A Fast Temporal Decomposition Procedure for Long-horizon Nonlinear Dynamic Programming

TL;DR

This paper introduces a rapid temporal decomposition method for long-horizon nonlinear dynamic programming, leveraging SQP with an augmented Lagrangian, achieving global convergence and efficient solutions with numerical validation.

Contribution

It develops a novel fast decomposition approach using a single Newton step within SQP, improving efficiency over existing Schwarz schemes for long-horizon problems.

Findings

Proven global convergence of the method.

Achieved local linear convergence rate matching recent schemes.

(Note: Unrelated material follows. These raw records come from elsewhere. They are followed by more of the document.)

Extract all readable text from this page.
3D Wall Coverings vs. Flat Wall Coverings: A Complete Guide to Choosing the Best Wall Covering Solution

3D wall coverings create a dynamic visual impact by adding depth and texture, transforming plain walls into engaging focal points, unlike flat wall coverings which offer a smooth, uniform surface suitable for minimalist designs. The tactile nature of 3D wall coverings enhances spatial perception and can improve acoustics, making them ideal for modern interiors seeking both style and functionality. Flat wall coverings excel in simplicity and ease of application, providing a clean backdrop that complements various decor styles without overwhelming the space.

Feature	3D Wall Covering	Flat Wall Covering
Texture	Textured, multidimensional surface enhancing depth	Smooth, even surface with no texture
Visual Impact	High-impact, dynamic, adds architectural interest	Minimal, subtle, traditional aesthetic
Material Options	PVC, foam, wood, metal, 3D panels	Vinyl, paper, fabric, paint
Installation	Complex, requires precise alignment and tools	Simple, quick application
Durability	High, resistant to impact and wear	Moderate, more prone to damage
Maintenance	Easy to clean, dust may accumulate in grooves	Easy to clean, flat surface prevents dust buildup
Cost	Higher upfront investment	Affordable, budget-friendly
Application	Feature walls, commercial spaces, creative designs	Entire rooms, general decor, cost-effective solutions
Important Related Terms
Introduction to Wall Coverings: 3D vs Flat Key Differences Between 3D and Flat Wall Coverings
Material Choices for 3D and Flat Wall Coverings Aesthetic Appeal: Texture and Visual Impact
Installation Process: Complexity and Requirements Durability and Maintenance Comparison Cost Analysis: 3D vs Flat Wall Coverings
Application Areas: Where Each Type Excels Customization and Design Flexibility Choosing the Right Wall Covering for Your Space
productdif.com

Numerical experiments demonstrate superior performance.

Abstract

We propose a fast temporal decomposition procedure for solving long-horizon nonlinear dynamic programs. The core of the procedure is sequential quadratic programming (SQP) that utilizes a differentiable exact augmented Lagrangian as the merit function. Within each SQP iteration, we approximately solve the Newton system using an overlapping temporal decomposition strategy. We show that the approximate search direction is still a descent direction of the augmented Lagrangian, provided the overlap size and penalty parameters are suitably chosen, which allows us to establish the global convergence. Moreover, we show that a unit stepsize is accepted locally for the approximate search direction, and further establish a uniform, local linear convergence over stages. This local convergence rate matches the rate of the recent Schwarz scheme by Na et al., 2022. However, the Schwarz scheme has to solve nonlinear subproblems to optimality in each iteration, while we only perform a single Newton step instead. Numerical experiments validate our theories and demonstrate the superiority of our method.